‘Modern toplum tüketim toplumudur’ önermesi bu çağın gerçeğini ifade ediyor. Bu çağda her şey bir metadır ve kapitalist pazarda bir değere sahiptir. Burada yeriniz yoksa çok da bir şey ifade etmezsiniz.
Sanayi devrimiyle birlikte üretim- tüketim arasındaki ilişki hayatı düzenleyen temel unsur haline gelmiştir. Yeniden üretmek için tüketimi artırmak gerekir. Bu nedenle kapitalist toplumlarda üretimden arta kalan ‘boş zaman’ tüketime ayrılmıştır. Çalışma zamanındaki disiplin ve bürokratikleşme, ‘boş vakit’in örgütlenmesine de yansımış ve oyun, hobi, alışveriş ve eğlenceye dayalı devasa bir endüstri ortaya çıkmıştır.
Her gün döner kapılarından içine girdiğimiz AVM’ler bu endüstrinin mabetleridir.
Geçtiğimiz günlerde AVM’lerin pazar günleri ve akşam erken bir saatten itibaren kapalı olmasına dair bir gündem konuşuldu Türkiye’de. Avrupa ülkelerine gidenler çok iyi bilir, ne Paris’te, ne Viyana’da, ne de Londra’da pazar günleri bir mendil satın alacak mağaza, AVM bulabilirsiniz. Özellikle 24 saat yaşayan bir şehir olan İstanbul’dan gidenler için bu bir mahrumiyettir, ‘ölü bir hayat’tır. Oysa Avrupa’da kimse pazar günü alış veriş mekanlarının kapalı olmasından müşteki değildir. Çünkü herkes hayatını buna göre düzenler. Akşamlarını ya da pazar günlerini kendi meşrebince değerlendirir.
Türkiye’de AVM’lerin pazar günleri ve akşam erken bir vakitten itibaren kapalı olduğunu düşünelim. Kendimize, ailemize, kitaplarımıza, sanatımıza ayıracağımız zaman artar. Mağazaların spot ışıklarından, bilinçaltımıza her an subliminal mesajlar yağdıran reklam afişlerinden, limiti dolan kredi kartı harcamalarından bizi biraz olsun uzaklaştırabilir. AVM’ye gitmek yerine tercih edeceğimiz insan merkezli sosyal işler hayatımıza anlam katar.

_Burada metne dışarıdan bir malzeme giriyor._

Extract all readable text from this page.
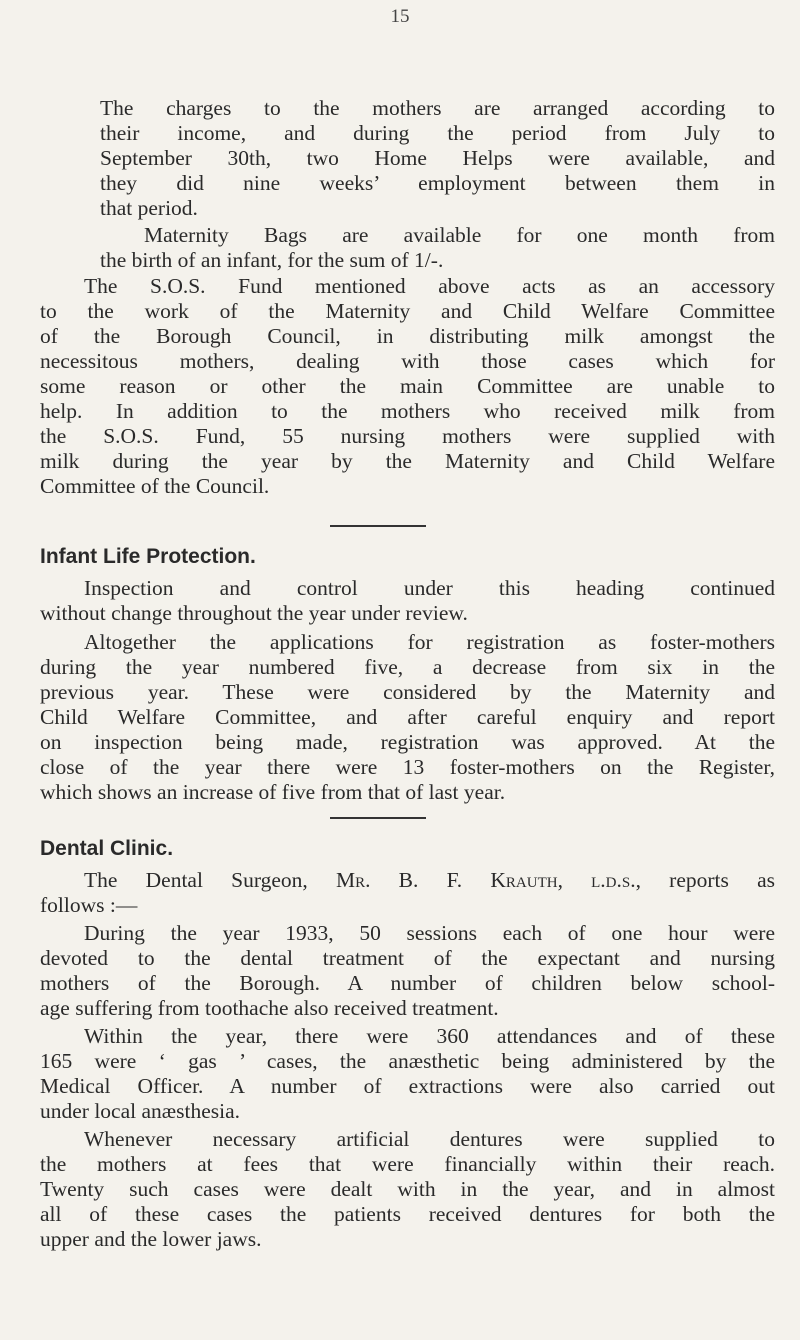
15
The charges to the mothers are arranged according to
their income, and during the period from July to
September 30th, two Home Helps were available, and
they did nine weeks’ employment between them in
that period.
Maternity Bags are available for one month from
the birth of an infant, for the sum of 1/-.
The S.O.S. Fund mentioned above acts as an accessory
to the work of the Maternity and Child Welfare Committee
of the Borough Council, in distributing milk amongst the
necessitous mothers, dealing with those cases which for
some reason or other the main Committee are unable to
help. In addition to the mothers who received milk from
the S.O.S. Fund, 55 nursing mothers were supplied with
milk during the year by the Maternity and Child Welfare
Committee of the Council.
Infant Life Protection.
Inspection and control under this heading continued
without change throughout the year under review.
Altogether the applications for registration as foster-mothers
during the year numbered five, a decrease from six in the
previous year. These were considered by the Maternity and
Child Welfare Committee, and after careful enquiry and report
on inspection being made, registration was approved. At the
close of the year there were 13 foster-mothers on the Register,
which shows an increase of five from that of last year.
Dental Clinic.
The Dental Surgeon, Mr. B. F. Krauth, l.d.s., reports as
follows :—
During the year 1933, 50 sessions each of one hour were
devoted to the dental treatment of the expectant and nursing
mothers of the Borough. A number of children below school-
age suffering from toothache also received treatment.
Within the year, there were 360 attendances and of these
165 were ‘ gas ’ cases, the anæsthetic being administered by the
Medical Officer. A number of extractions were also carried out
under local anæsthesia.
Whenever necessary artificial dentures were supplied to
the mothers at fees that were financially within their reach.
Twenty such cases were dealt with in the year, and in almost
all of these cases the patients received dentures for both the
upper and the lower jaws.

Kendimizi mağazaların aynasından değil, insan aynasından görmeye başlarız. Belki bu biraz içimize dönmeye vesile olur ve suni hayatlara olan mesafemiz azalır.
Tüm bunları söylerken AVM’lerin Türkiye’de sözü edilen zamanlarda kapan(a)mayacağını elbette biliyorum. Zira, hükümet yetkililerinin ‘ekonomi zarar görür’ açıklamasının dayandığı gerçekler hepimizin içinde yaşadığı, hatta biraz da hepimizi bağlayan gerçekler. Türkiye gibi ülkeler için ekonomi can damarı. Siyasal istikrarı taşıyan çok önemli bir dinamik. Üstelik sadece ülke şartları değil, kapitalizmin küresel kuşatması da çoğumuzu ele geçirmiş durumda. Ve bize emtiadan öte yaşam biçimi sunan AVM’lere teslim olmuş haldeyiz.
Fakat bu durum, idealleri gerçeklere kurban etmemizi meşrulaştırmıyor. Yeni AVM tasarısının ‘AVM’lerde küçük esnaf ve sanatkarlara belli oranda yer verilme zorunluluğu, toplam satış alanının en az binde ikisinin geleneksel, kültürel, sanatsal değeri olan, kaybolmaya yüz tutmuş meslekleri icra edenlere verilme zarureti’ kayıpları telafi etmeye yeter mi bilinmez ama aslolan, tüketim üzerine kurulmuş hayat fikrinden önce biz bireylerin vazgeçebilmesi. İktisadi hayattaki başarıyı ve toplumsal refahı maddi unsurlardan ziyade insani değerlerde arayan bir dünya fikrinden uzaklaşmamak.
Kuşkusuz üretim her ekonomi için önemli. Ama daha önemli olan, üretimi yalnızca fiziki yatırıma ve mali sermaye birikimine inhisar etmemek, ahlak ve güven temelli sosyal sermayenin güçlenmesine imkân sağlamak ki, sosyal sermayenin çoğaltılacağı yer AVM’ler değil.